His problems illustrate the impacts of high marginal rates with extreme progressivity.4 Some of these problems were eventually dealt with explicitly through income splitting and averaging provisions in the tax law and ultimately by lowering marginal rates and reducing the number of brackets.

In addition to attempting to spread his income over a longer period, Lockridge also devised an ad hoc splitting arrangement. Lockridge paid his wife Vernice $25,000 for her assistance in writing Raintree County which transferred income from his 84.55 marginal rate to her still high 56.05 marginal rate (and a 39 percent average rate). On the day of his death, he was still concerned about how the IRS might view this payment and went to some length to justify the arrangement in a letter to his attorney.
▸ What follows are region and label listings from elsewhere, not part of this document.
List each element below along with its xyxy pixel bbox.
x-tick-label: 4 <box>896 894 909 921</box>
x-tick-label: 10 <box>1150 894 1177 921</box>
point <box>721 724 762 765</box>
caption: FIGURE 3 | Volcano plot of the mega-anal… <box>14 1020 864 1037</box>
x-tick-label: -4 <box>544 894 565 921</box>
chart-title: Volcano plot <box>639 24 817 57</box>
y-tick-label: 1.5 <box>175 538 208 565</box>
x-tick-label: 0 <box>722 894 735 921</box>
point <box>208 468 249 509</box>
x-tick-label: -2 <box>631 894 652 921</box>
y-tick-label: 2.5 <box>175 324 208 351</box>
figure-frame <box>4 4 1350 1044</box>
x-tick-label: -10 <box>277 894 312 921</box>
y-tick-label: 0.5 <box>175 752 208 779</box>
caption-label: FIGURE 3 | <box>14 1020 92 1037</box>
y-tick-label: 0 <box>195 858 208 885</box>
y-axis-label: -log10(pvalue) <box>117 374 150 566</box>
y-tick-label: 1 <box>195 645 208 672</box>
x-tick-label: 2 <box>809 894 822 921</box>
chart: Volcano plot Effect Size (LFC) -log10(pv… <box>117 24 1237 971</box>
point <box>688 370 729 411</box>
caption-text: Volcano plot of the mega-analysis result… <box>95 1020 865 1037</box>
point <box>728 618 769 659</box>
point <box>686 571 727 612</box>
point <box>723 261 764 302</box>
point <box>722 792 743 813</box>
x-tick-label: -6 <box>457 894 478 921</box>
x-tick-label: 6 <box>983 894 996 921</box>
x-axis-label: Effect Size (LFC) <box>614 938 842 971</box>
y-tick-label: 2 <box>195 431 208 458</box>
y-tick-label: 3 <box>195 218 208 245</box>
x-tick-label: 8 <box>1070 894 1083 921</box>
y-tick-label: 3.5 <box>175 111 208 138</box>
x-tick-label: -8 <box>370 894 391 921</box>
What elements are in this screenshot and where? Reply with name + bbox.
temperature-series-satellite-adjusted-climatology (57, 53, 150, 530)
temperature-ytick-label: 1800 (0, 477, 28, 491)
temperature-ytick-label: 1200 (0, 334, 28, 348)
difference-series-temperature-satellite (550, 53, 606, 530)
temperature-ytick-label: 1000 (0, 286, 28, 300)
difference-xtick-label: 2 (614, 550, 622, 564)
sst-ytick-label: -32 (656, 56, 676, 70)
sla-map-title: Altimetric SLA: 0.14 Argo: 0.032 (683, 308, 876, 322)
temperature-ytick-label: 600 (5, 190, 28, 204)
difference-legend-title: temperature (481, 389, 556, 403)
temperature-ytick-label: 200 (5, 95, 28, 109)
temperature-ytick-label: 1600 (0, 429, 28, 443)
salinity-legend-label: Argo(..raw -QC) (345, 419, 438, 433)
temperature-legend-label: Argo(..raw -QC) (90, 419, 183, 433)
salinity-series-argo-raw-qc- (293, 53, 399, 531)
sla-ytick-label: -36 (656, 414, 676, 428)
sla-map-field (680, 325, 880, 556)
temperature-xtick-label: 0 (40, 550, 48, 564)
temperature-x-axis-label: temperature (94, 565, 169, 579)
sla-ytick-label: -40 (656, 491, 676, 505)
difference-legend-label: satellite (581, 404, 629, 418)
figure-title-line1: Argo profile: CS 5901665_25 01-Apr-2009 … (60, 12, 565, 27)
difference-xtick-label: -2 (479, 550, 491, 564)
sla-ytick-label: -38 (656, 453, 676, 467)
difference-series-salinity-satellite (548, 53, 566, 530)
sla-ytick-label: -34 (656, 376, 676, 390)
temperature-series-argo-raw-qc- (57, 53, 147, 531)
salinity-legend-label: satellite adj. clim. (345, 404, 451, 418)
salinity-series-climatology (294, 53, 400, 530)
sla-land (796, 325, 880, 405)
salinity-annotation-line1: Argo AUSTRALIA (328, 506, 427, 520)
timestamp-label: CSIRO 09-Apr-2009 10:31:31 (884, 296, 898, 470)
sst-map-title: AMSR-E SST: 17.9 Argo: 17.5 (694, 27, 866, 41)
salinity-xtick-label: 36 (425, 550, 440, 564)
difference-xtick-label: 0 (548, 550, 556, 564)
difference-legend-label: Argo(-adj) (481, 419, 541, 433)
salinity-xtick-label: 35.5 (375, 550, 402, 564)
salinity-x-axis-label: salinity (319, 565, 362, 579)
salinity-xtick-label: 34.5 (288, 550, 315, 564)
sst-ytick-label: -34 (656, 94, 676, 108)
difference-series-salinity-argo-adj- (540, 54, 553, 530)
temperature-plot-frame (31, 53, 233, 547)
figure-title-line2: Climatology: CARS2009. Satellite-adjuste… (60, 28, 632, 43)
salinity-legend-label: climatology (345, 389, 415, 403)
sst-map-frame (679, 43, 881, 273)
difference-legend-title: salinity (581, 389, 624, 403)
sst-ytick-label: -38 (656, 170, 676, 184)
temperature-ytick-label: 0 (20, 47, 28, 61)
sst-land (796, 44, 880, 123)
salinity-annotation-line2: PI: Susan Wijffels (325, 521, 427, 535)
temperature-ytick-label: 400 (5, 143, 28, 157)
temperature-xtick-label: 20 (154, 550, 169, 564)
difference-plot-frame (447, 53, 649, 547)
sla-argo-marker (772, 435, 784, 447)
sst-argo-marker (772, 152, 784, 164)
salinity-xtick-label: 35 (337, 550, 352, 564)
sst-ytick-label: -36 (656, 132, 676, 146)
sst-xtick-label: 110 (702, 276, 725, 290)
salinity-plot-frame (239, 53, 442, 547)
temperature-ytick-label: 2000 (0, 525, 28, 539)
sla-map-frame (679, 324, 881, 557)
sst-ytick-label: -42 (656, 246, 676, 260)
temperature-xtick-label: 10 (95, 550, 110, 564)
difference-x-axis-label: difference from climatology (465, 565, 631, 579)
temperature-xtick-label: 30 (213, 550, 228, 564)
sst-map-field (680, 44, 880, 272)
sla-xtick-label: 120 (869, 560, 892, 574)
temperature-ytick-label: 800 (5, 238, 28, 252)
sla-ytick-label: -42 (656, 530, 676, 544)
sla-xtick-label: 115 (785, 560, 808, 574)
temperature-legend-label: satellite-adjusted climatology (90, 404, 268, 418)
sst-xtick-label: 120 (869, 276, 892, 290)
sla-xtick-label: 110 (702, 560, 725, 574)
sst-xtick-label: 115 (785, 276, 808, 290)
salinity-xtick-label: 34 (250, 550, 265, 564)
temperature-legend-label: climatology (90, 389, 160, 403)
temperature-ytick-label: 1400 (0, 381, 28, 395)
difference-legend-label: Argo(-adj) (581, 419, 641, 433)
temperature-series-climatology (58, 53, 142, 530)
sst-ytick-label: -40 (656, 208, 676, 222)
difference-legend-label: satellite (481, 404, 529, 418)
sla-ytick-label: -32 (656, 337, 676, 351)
He also made deductible charitable contributions to the Indiana University Foundation for an account that would be used by his father, who was active in promoting Indiana history and culture.

No one should conclude that taxes drove Ross Lockridge, Jr. to suicide. However, tax concerns were clearly a source of his distress that was magnified by his depression. This also shows that the income tax today with all of its defects and problems could be and actually was much worse in past. Think about how intrusive and disruptive the income tax would be today with marginal rates reaching 50 percent at less than $200,000 in 2008 dollars and over 84 percent at $1,000,000 with brackets not indexed for inflation and without income splitting and tax deferred saving options. We may not live in the best of all tax worlds, but we do not live in the worst either.

Notes:

     1. Much of the information about Ross Lockridge, Jr. comes from the biography written by his son Larry Lockridge: Shade of the Raintree: The Life and Death of Ross Lockridge, Jr., Author of Raintree County. New York: Viking Penguin, 1994.
     2. For more detail, see Joseph Pechman, Federal Tax Policy, Washington, DC: Brookings Institution, 1987.
     3. These tax calculations should be viewed as illustrative in that detailed information about Lockridge's actual situation is not available. In addition to inflation, these results are also not directly comparable to rates today because of differences in the tax base and the availability of avoidance opportunities.
     4. Heavyweight boxing champion Joe Louis was another casualty of this high marginal tax rate era. Bad business advice along with disallowed charitable contributions from the donation of fight purses during World War II resulted in a crushing tax bill including interest charges that wrecked his career.

~

References from Shade of the Raintree pertinent to money matters are 349, 359, 363,370,395, 439, 406, and 441.